The problem is the extra cnt variable. This implementation should be fine.

1 Like

Yes this works, Can you explain why ‘cnt’ variable was not working?

if (x == 0) return cnt;. You return cnt, which can be > 0, for some cases. For x = 0, you always need 0 coins.

1 Like

Still kind of confused… It was giving Right answer without memo.
And what if x is becoming zero like this: for eg: 5-> 5- 2->3 -3, ie (2,3 coin required for 5) for this I have to increment cnt so the answer is 2.

This is my solution.
First of all, write the basic solution for this:- https://www.hackerrank.com/challenges/coin-change/problem
So, our dp-matrix is filled :slight_smile:
Now!

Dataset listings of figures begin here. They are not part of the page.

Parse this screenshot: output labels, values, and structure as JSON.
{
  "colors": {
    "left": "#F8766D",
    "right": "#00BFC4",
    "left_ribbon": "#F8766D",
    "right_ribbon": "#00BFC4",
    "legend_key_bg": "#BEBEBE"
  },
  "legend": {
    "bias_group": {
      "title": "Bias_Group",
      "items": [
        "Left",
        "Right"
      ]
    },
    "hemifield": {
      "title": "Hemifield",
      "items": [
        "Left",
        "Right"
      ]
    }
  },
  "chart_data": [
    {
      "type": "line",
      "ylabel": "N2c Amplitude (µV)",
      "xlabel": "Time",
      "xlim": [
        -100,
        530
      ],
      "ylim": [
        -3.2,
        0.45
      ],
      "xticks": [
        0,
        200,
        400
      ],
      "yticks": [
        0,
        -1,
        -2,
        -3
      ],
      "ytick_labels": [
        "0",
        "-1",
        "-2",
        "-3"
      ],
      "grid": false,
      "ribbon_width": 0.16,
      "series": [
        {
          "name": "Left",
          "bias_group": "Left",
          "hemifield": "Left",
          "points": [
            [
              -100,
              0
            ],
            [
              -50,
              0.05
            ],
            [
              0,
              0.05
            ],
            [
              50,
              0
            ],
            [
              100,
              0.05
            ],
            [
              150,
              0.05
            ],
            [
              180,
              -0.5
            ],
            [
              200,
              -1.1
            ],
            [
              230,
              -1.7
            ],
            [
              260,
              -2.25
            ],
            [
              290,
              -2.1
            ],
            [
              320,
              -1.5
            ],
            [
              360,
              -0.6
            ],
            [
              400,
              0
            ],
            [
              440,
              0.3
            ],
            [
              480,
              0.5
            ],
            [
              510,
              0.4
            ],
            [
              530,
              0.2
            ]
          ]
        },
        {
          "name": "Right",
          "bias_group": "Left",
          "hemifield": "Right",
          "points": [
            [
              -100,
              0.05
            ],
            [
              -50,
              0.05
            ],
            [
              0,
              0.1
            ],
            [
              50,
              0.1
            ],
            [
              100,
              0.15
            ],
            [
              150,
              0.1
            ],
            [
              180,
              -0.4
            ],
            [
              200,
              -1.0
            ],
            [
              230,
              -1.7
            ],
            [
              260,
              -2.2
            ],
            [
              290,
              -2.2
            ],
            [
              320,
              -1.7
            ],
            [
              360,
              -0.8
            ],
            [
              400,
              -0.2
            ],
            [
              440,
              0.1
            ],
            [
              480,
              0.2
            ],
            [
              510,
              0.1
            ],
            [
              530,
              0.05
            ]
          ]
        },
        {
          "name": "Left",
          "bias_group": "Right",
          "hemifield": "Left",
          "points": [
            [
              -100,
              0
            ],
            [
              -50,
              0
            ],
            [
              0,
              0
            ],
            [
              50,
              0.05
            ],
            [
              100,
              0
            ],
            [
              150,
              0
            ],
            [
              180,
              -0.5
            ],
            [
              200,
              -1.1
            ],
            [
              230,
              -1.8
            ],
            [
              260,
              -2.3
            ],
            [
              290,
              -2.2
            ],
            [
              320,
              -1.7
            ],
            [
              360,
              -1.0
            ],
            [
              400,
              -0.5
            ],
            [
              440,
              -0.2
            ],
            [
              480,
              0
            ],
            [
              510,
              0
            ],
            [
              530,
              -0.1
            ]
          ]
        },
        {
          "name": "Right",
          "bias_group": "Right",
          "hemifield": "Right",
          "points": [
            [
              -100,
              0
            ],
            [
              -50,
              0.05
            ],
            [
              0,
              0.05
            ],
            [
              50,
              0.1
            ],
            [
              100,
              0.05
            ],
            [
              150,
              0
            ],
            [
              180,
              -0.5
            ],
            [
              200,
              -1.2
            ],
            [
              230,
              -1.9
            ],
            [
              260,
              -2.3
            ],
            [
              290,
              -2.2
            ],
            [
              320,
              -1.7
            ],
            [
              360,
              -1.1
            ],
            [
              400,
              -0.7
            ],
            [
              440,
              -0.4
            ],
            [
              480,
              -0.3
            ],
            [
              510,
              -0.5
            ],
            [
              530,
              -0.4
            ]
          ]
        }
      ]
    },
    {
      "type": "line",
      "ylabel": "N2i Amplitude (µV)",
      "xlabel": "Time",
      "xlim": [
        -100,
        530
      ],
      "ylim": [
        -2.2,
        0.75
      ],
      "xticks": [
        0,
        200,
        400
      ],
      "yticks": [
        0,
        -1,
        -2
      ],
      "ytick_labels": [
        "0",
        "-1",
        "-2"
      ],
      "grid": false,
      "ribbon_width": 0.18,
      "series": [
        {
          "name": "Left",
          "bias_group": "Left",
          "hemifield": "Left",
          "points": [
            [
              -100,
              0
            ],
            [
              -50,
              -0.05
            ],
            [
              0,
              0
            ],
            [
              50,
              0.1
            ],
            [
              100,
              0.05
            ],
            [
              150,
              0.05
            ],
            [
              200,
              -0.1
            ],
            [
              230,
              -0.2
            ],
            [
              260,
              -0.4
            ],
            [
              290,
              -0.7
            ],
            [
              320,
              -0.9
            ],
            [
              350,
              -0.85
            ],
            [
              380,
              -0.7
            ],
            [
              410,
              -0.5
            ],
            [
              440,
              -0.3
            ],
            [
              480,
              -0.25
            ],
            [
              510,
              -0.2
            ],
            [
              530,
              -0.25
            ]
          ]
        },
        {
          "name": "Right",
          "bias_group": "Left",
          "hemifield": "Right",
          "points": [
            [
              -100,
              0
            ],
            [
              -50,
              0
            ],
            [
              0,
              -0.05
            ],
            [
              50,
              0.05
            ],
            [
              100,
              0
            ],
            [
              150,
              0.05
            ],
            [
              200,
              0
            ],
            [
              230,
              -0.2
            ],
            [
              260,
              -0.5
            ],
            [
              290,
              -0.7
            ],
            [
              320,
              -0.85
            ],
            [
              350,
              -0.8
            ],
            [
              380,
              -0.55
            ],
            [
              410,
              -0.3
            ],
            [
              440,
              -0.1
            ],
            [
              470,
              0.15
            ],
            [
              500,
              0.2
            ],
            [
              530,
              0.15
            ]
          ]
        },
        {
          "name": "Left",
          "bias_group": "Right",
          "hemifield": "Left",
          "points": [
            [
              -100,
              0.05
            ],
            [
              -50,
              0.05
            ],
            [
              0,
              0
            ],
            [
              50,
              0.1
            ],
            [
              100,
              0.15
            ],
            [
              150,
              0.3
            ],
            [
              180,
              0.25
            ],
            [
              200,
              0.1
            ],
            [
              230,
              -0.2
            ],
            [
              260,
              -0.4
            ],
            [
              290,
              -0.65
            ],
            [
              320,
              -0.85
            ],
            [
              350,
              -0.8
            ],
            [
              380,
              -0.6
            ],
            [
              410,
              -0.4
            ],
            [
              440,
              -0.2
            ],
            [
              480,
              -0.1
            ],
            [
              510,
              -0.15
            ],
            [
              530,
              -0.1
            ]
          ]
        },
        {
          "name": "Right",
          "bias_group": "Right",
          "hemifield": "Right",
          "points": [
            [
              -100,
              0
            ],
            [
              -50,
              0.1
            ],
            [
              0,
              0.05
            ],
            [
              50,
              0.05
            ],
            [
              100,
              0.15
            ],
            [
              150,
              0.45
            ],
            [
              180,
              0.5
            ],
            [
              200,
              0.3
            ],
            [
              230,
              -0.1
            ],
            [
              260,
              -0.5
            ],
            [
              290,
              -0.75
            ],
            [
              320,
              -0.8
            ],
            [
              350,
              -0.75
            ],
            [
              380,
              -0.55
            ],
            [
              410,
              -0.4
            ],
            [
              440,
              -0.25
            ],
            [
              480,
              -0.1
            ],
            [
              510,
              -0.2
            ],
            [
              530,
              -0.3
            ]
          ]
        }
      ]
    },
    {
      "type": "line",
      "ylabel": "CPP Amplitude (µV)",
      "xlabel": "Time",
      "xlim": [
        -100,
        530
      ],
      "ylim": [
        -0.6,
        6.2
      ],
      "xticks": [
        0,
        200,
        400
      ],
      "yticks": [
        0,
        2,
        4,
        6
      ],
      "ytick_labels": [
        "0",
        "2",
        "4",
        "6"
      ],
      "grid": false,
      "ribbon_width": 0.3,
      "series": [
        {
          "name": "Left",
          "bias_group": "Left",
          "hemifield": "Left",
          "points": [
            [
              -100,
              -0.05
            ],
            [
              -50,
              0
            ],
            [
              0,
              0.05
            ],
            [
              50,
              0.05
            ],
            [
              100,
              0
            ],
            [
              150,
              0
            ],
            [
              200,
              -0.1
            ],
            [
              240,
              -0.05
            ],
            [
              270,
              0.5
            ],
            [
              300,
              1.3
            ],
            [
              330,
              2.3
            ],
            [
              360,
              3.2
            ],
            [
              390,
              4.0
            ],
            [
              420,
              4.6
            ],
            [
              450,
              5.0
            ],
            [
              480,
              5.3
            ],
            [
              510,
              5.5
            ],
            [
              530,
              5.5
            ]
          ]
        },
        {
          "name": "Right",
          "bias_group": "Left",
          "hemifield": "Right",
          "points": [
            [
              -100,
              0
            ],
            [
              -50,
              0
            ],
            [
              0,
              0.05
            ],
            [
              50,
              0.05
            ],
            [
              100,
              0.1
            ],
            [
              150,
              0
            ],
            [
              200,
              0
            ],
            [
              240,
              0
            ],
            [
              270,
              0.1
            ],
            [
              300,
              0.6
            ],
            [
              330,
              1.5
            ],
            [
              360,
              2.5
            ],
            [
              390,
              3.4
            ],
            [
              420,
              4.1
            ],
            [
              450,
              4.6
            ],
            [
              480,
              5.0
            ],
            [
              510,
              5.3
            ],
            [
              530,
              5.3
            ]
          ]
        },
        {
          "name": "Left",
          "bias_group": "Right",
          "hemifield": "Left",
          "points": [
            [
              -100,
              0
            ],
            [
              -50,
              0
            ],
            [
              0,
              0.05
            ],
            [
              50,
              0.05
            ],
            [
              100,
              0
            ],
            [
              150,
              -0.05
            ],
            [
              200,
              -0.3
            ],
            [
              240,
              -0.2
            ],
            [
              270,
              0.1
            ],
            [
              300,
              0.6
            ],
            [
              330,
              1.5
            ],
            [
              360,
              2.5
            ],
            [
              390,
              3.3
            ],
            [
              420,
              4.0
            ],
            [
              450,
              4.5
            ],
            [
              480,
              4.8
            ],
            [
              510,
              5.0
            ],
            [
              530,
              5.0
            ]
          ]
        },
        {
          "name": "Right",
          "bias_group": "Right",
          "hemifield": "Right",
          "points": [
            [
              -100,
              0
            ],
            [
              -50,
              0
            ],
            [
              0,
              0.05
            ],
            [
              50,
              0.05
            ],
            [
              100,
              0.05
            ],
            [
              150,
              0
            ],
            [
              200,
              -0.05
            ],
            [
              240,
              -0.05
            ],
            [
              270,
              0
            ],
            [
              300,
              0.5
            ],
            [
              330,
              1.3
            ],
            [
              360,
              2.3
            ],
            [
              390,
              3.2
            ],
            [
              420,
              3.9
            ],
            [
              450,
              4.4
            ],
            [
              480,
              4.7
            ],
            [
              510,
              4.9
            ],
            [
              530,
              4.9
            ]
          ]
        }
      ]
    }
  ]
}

Lets create a new-dp1-matrix :slight_smile:
Whenever; dp[i][j]=1;
dp1[i][j]=minimum number of coins need to reach ‘j’ (calculate this value manually as it is trivial)

Now, when dp[i][j]!=1;
dp1[i][j]=min(dp1[i-1][j], 1+dp1[i][j-x1]) ;
where ‘x1’ is the weight of the ith-item :slight_smile:
Explanation;
5th coin=20 dollars;
say we have to reach 100 dollars using any of the first 5-coins ; we know that the minimum number of coins required to reach 100 dollars using the first 4-coins is ‘x’ ; so answer can be simply ‘x’ if we don’t care about the 5th coin ; lets care about the 5th coin in other case; so if we care about it; then; we know the minimum number of coins required to reach 80 dollars using any of the first 5-coins is ‘y’ ; so if we include the 5th coin one more time ; then y=dp1[i][j-20dollars] ; and dp1[i][j]=min(x,y); :slight_smile:

1 Like

Oops sorry I just added memo part.
Haven’t changed your code.